第四十三章
作者:鹿呦柒      更新:2021-01-21 01:53      字數:3325
  似江湖中人般一抱拳,少年不卑不亢自報家門。卻得了常嶽一聲嗤笑。

  “一個外城的禁軍,見我都得點頭哈腰,也敢在這兒管你爺爺的閑事。”

  “事關女子名節,怎算閑事!”

  不知晏行樂如何想,江可芙唯恐此人被嚇走,當即高聲反駁,被晏行樂示意放心的朝樓上點點頭。

  他與江可芙一般,尚未認出這是除夕街頭借火石的姑娘,畢竟當日祈天燈火光一晃,麵容瞧見了也不甚清晰,且今日站在樓上的女子一身華服,做婦人打扮,身側兩個婢女,該是大戶人家,和夜幕下言語裏帶了幾分俏皮的少女,不大對得上號。

  “王妃此言差矣,楚某與季肅兄不過是想請二位一道飲茶,若王妃不肯賞臉,推拒就是,怎的還要編織罪名誣人清白?”

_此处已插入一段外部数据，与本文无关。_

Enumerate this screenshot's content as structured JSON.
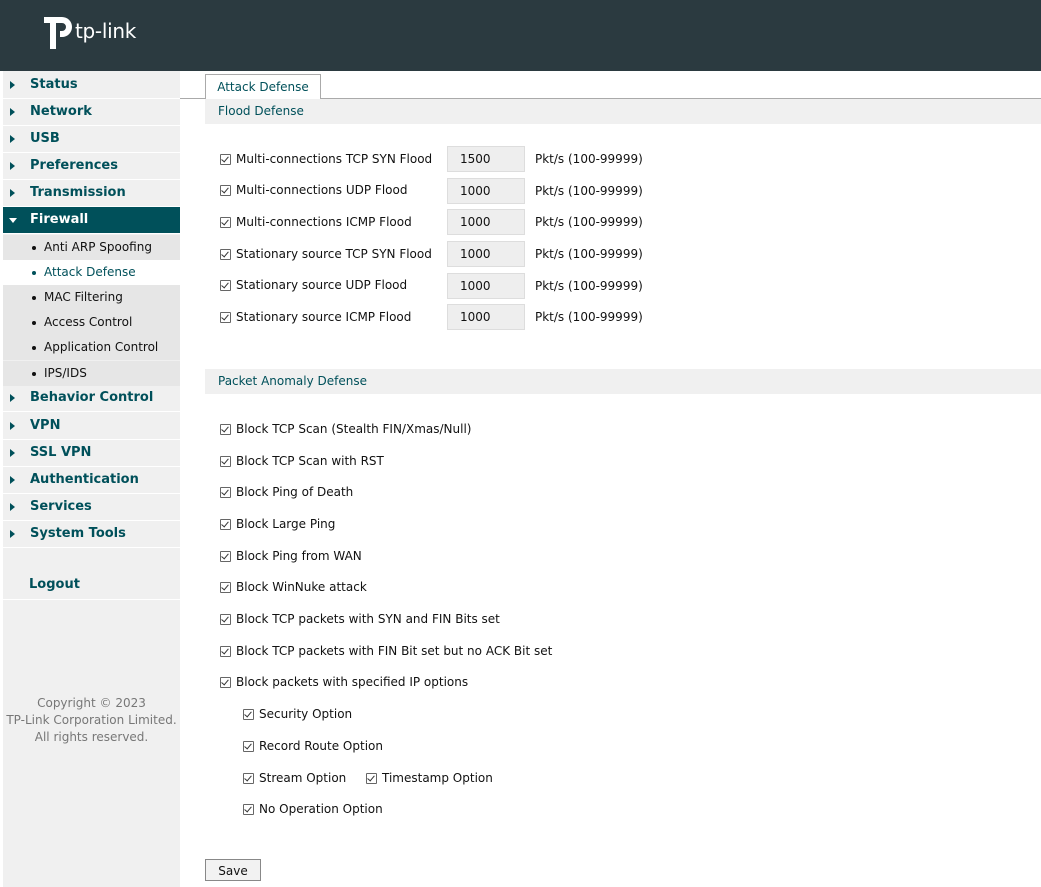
{
  "brand": {
    "logo_text": "tp-link",
    "header_color": "#2b3a40",
    "accent": "#00505a"
  },
  "nav": {
    "items": [
      {
        "label": "Status"
      },
      {
        "label": "Network"
      },
      {
        "label": "USB"
      },
      {
        "label": "Preferences"
      },
      {
        "label": "Transmission"
      },
      {
        "label": "Firewall",
        "active": true
      },
      {
        "label": "Behavior Control"
      },
      {
        "label": "VPN"
      },
      {
        "label": "SSL VPN"
      },
      {
        "label": "Authentication"
      },
      {
        "label": "Services"
      },
      {
        "label": "System Tools"
      }
    ],
    "firewall_sub": [
      {
        "label": "Anti ARP Spoofing"
      },
      {
        "label": "Attack Defense",
        "active": true
      },
      {
        "label": "MAC Filtering"
      },
      {
        "label": "Access Control"
      },
      {
        "label": "Application Control"
      },
      {
        "label": "IPS/IDS"
      }
    ],
    "logout": "Logout"
  },
  "copyright": {
    "line1": "Copyright © 2023",
    "line2": "TP-Link Corporation Limited.",
    "line3": "All rights reserved."
  },
  "tab": {
    "label": "Attack Defense"
  },
  "flood": {
    "title": "Flood Defense",
    "unit": "Pkt/s (100-99999)",
    "rows": [
      {
        "label": "Multi-connections TCP SYN Flood",
        "value": "1500",
        "checked": true
      },
      {
        "label": "Multi-connections UDP Flood",
        "value": "1000",
        "checked": true
      },
      {
        "label": "Multi-connections ICMP Flood",
        "value": "1000",
        "checked": true
      },
      {
        "label": "Stationary source TCP SYN Flood",
        "value": "1000",
        "checked": true
      },
      {
        "label": "Stationary source UDP Flood",
        "value": "1000",
        "checked": true
      },
      {
        "label": "Stationary source ICMP Flood",
        "value": "1000",
        "checked": true
      }
    ]
  },
  "anomaly": {
    "title": "Packet Anomaly Defense",
    "rows": [
      {
        "label": "Block TCP Scan (Stealth FIN/Xmas/Null)",
        "checked": true
      },
      {
        "label": "Block TCP Scan with RST",
        "checked": true
      },
      {
        "label": "Block Ping of Death",
        "checked": true
      },
      {
        "label": "Block Large Ping",
        "checked": true
      },
      {
        "label": "Block Ping from WAN",
        "checked": true
      },
      {
        "label": "Block WinNuke attack",
        "checked": true
      },
      {
        "label": "Block TCP packets with SYN and FIN Bits set",
        "checked": true
      },
      {
        "label": "Block TCP packets with FIN Bit set but no ACK Bit set",
        "checked": true
      },
      {
        "label": "Block packets with specified IP options",
        "checked": true
      }
    ],
    "ip_options": [
      {
        "label": "Security Option",
        "checked": true
      },
      {
        "label": "Record Route Option",
        "checked": true
      },
      {
        "label": "Stream Option",
        "checked": true
      },
      {
        "label": "Timestamp Option",
        "checked": true
      },
      {
        "label": "No Operation Option",
        "checked": true
      }
    ]
  },
  "save_label": "Save"
}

  楚先並不急躁,輕輕攔住上前欲與晏行樂扭打的常嶽,雲淡風輕得與之前幾麵判若兩人。

  晏行樂聽得稱呼卻一愣,轉頭看向樓上幾人,一時心頭諸多疑問,張了張嘴欲先行禮,身後“嘭”一聲,門再次被踹開。

  “停手!都老實點兒!兵刃放下!”

  七八個捕快持刀破門而入,為首領隊進來就是一聲大喝,吼得茶樓中眾人一愣,半晌,都麵麵相覷起來。

  “他奶奶的!哪兒來的兵刃!你們他娘的在這兒唬人!”

  常嶽先開口,撥開楚先幾步過去,一把揪起了領頭的衣領,那男人吼完一句,見樓裏情形,還懵著,由常嶽罵了兩句,才回過神來。

  “常,常公子......楚公子...”

  “你們他媽的在這兒給老子玩什麽呢!叫誰停手?城西也沒瞧見跑得多勤,今兒誠心來這兒添堵是不是?”

  “小小人不敢,有人報案,說城西杏簾有人鬧事,還帶了家夥。出了那檔子事,這幾日城裏查的嚴,這......”

  “你說老子鬧事!”

  “不不不敢。”

  常家在京城勢力大,常遷做過帝師,兩個兒子也在朝中身居要職,故常嶽即便是個不成器的,這些人也不敢怠慢,更不論,這小子雖然沒什麽本事,揍起人來卻不含糊,拋開家中關係,幾個捕快也怕他揍人。

  江可芙聽這三言兩語心下卻明了幾分,再瞥見茶樓門口一個人探頭探腦的,似是那姓林的車夫小哥兒,便確認了心中所想,是個機靈的人。

  “誰報的官?不想活了!”

  狠狠瞪一眼那捕快,常嶽到底鬆了手,領頭暗暗鬆一口氣,朝門口使眼色,常嶽便欲上前揪人,被江可芙一聲喝住。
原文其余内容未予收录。